しばらくすると俺と雪那がいるのを思い出したのか、キョロキョロした。
「おねえちゃん、……この人達だれ?」
そして、交互に指を指される俺達二人。
「午前中に話したよね。私のお友達を連れてくるって」
「うん、そういえば。じゃあ、この大きなおにいちゃん達は、おねえちゃんのお友達なの?」
少女は、来奈から離れて尋ねる。そこに、雪那が近づいた。
「私はこの来奈の友達の雪那だ。それで、あっちのアホな顔して突っ立っているのが……和志だ」
「誰がアホな顔をしてるって!」
すかさずツッコミをする。
「アハハ。おねえちゃん達おもしろいね。わたしも自己紹介してもいい?」
「いいですよ」
来奈に許可をもらうと、少女は「キャッキャ」と楽しげな声をあげながらクルクルとその場で二、三回転し、止まった。意味のない動きだと思うが、少女にとっては面白く感じているのだろうか。ただ、片足が地面から離れて転びそうになっていたのは危なく、俺自身冷や冷やした。
「おっとっと、あぶない、あぶない。……えーと、狛井ちさです。」
少女――狛井ちさは笑った。
「和志君、アレを出してください」
「あれ? ……ああ、アレね」
俺は鞄の中に手を突っ込んだ。そして、目的の物をちさの前に出す。みかんジュース。公園を出た直後に、公園近くのコンビニで買ったものだ。缶タイプのものである。

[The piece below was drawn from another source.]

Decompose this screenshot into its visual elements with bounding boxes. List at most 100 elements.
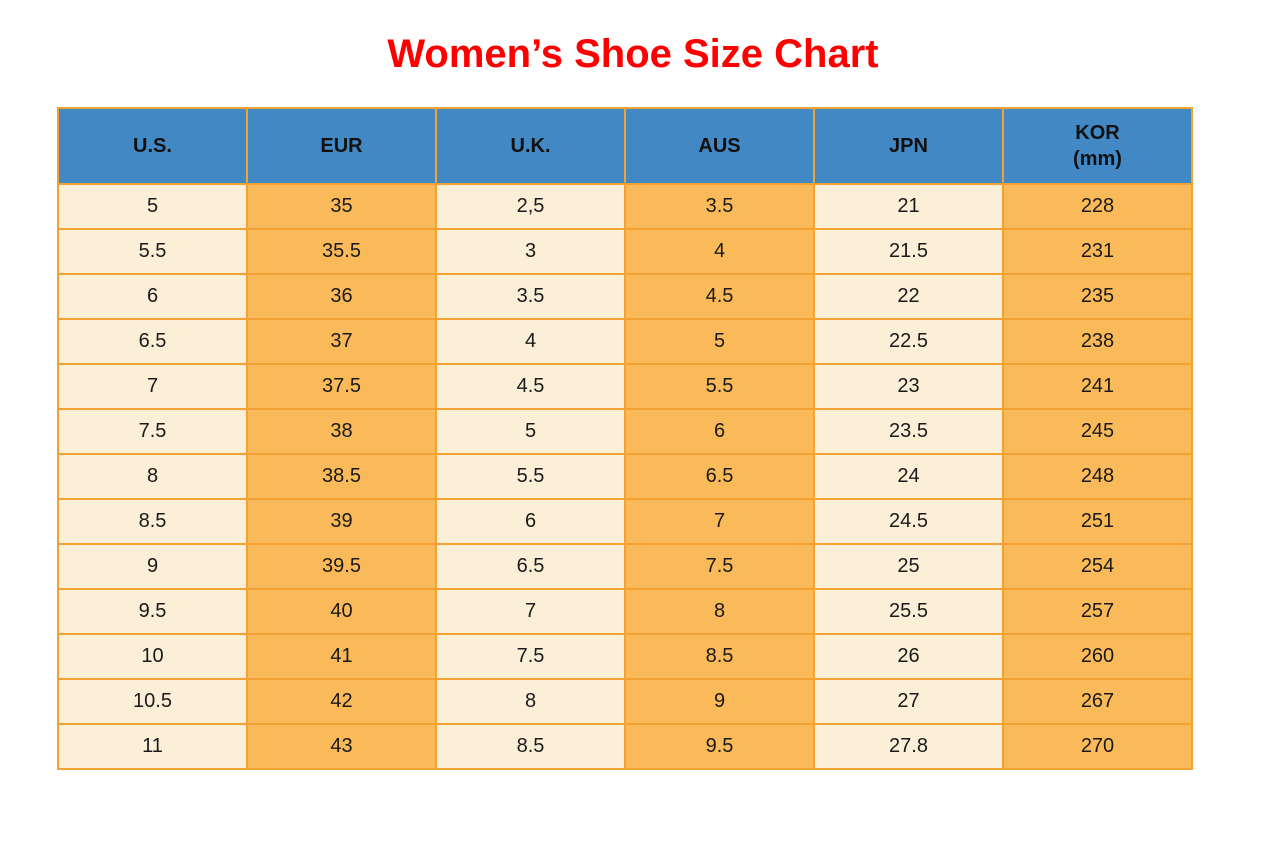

ちさの顔は、それを見てひと度きらめいたかと思うと、すぐに顔を伏せ、陰を落とした。
「これ……、違う……」
ちさは頬をふくらませる。
「な、何が違うんだ?」
「おにいちゃんのそれはオレンジジュースで、みかんジュースじゃないです! それに、果汁百パーセントじゃないとイヤ!」
俺はジュースのパッケージを確かめた。中央に大きく「爽快! オレンジ!」の商品名と、その下には「ぎっしり! 果汁六十五パーセント!」の文字。どこが「ぎっしり!」なのか。ちさの希望は「果汁百パーセント」の「みかん」ジュース。
「……じゃあ、いらないんだな?」
「いります! いります! イジワルしないでください! ふたは開けてください!」
「……ったく」
ちさは両手を広げていた。俺も蓋を開けてから、渡そうとして手を伸ばしたが、ふとしたことが頭をよぎった。
……相手は幽霊だぞ。どのように渡せばいいかわからない。
「来奈、どうすれば……って、あれ?」
さっきまで後ろにいたはずの来奈は、いつの間にかいなくなっていた。ついでに、雪那の姿もない。